My father, a black sheep, taught me how to be a black sheep, and I believe that I’ve improved the art. When in school, I was led to believe that much of what my teachers were telling me was liberal bunk, and even thought that was the case, I was to remember what they were teaching and to spit it back out at them in order to get a good grade. So, going into school, an important authority group was already undermined. My family didn’t go to church until I dragged them to a local Baptist church when I was in third grade. We went there for a couple of years, and again, my parents helped me to understand that not even our pastor had a direct line to God. We left sermons with my parents making fun of my Sunday school teacher’s end time prophecies, our pastor’s complaints against Rock and Roll (my dad loved Van Halen, and was not letting that go, not even for Jesus), and the pastor’s wife’s exhortations against alcohol use.

It was also my father that introduced me to George Carlin.

So, it was only a matter of time before I turned my well learned skepticism of tradition and unbelief in the infallibility of authority against the conservative, modified christian belief system that I was brought up in. I regret that this period in my relationship with him was so messy, and I know that I was often unnecessarily inflammatory and less than respectful in my exploration of ideas at this point. But, so it goes. We’re in a better place now, but it took us a while to get there.

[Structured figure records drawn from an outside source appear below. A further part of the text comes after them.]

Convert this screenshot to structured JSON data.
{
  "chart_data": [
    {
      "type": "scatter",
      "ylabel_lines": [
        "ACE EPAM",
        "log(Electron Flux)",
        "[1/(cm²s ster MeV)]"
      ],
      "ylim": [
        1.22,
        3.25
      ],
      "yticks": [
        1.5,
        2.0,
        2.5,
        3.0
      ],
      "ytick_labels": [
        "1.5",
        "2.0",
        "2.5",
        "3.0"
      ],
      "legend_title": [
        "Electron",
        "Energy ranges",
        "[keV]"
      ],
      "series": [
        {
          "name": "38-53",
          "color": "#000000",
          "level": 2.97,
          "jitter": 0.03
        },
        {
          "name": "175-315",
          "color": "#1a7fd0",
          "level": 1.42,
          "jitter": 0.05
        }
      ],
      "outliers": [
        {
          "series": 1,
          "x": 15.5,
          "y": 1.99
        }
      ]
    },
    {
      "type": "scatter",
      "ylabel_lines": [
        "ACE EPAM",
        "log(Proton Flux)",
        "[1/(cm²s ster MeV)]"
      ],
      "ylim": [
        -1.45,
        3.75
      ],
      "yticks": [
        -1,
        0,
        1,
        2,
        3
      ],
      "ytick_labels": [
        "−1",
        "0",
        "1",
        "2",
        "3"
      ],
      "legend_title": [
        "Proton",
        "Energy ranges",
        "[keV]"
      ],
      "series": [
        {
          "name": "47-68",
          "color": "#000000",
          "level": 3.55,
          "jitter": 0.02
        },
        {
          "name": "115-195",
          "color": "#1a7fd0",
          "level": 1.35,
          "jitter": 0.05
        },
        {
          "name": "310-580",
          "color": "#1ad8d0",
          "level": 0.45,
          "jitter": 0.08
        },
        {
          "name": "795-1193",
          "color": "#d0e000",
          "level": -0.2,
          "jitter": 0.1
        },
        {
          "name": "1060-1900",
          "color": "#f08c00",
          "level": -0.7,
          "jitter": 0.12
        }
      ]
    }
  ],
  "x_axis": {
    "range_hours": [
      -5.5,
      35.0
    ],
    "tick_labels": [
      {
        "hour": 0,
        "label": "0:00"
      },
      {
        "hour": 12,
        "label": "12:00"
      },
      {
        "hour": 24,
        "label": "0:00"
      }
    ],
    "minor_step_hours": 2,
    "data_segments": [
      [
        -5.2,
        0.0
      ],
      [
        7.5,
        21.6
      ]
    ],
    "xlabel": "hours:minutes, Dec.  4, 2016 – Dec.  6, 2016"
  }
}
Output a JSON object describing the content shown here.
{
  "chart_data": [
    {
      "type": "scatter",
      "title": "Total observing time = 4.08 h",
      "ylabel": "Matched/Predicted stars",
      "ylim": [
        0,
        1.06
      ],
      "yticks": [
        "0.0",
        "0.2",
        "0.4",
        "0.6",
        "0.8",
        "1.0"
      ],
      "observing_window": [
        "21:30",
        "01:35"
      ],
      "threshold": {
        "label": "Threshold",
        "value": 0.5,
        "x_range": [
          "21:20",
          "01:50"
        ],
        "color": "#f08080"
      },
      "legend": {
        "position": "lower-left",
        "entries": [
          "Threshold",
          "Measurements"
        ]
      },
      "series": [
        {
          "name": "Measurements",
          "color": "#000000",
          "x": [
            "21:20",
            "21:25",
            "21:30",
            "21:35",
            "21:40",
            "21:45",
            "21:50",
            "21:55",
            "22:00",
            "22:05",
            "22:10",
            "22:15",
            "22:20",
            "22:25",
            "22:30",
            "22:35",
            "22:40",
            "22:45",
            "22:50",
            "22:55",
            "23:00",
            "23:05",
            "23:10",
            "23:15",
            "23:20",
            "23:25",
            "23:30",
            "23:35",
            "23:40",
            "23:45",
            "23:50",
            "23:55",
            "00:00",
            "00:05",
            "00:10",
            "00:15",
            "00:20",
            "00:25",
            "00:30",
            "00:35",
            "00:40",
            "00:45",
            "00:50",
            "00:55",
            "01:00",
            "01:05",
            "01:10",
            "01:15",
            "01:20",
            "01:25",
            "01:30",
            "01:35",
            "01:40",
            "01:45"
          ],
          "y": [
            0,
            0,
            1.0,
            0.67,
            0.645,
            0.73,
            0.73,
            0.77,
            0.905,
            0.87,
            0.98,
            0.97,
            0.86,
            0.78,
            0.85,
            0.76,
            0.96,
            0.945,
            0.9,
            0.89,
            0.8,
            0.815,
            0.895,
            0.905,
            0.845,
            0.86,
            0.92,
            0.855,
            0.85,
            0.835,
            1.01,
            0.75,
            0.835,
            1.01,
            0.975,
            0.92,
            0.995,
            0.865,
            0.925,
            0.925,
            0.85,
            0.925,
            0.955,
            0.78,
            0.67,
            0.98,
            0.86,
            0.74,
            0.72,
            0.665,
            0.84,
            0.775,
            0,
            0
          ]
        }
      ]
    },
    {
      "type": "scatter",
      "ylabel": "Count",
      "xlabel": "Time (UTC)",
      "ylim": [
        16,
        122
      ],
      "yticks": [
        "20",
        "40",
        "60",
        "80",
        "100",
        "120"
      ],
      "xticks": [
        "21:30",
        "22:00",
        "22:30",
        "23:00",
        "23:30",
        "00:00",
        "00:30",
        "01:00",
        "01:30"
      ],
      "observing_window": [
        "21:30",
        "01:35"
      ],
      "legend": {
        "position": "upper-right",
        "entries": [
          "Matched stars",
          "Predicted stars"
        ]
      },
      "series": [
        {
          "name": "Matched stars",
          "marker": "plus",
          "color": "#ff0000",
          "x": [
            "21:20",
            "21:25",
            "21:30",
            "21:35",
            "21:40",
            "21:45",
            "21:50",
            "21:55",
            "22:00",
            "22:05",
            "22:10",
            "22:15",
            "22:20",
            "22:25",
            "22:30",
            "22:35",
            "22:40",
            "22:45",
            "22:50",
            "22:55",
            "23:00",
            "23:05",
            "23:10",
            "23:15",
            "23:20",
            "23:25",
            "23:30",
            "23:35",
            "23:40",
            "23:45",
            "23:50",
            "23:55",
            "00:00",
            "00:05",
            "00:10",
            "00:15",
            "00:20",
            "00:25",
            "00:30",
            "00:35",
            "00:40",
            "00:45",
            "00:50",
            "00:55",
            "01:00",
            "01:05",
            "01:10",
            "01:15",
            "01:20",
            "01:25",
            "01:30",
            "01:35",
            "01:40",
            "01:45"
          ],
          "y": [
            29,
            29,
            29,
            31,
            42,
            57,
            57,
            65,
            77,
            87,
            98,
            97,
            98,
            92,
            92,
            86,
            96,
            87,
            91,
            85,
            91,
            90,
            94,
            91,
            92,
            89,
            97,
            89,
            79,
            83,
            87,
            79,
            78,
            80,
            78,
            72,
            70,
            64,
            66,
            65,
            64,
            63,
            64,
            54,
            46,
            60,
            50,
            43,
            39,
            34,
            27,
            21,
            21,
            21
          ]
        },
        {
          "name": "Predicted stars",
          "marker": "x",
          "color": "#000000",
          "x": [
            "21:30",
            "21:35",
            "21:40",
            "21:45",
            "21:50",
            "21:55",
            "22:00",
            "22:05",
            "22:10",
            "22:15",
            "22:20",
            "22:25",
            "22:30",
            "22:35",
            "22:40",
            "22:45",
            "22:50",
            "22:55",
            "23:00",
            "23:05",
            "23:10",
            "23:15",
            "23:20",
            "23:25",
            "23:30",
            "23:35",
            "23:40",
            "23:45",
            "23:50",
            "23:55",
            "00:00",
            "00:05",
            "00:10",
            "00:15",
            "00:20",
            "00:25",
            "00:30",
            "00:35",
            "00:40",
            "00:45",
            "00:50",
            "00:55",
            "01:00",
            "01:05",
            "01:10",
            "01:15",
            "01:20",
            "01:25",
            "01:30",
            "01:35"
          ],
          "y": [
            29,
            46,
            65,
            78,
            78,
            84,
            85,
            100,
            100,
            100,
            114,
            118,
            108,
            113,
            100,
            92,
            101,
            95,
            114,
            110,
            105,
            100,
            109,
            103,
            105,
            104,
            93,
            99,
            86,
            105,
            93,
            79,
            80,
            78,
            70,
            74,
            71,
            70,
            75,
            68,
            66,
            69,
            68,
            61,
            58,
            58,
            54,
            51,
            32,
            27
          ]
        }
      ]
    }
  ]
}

I don’t know if my dad sought out to teach me this skepticism and unwillingness to move with the herd, but it’s been an invaluable tool for me. I know he wasn’t the only one who helped me learn this lesson; I was very much not welcome in almost every peer group I sought out in school (partially for my unusual interest in ideas, and partially because I possessed a weird cocktail of interest in doing whatever I needed to do to fit in with that group and conversely doing anything I could to sabotage the group’s aesthetic at the same time). This experience in school surely helped reinforce my isolation and need to think for myself. But my father gave me the tool, whether he sought to or not, and I am glad for it. I hope my kids are able to learn skepticism and the value of being as fully themselves as they can easier than I did, but I want them to have it. I want them to hesitate when joining groups. I want them to probe their intentions if they ever find their entire worldview lining up perfectly with some party platform. I don’t want them to be fearful if they feel the call to dissent. But, I don’t think they should feel too terrible if their honest inquiry and passion leads them into a group or a community.

After all, we are communal animals. That’s one of the parts I have trouble with that I don’t want to pass down to them. I want them to be as fiercely themselves as they can be, but if they ever find themselves in honest awe of one of the various edifices that have been erected by our (or any) culture, like, say, The Beatles, I want them to enjoy themselves. Because, Christ. You know it ain’t easy.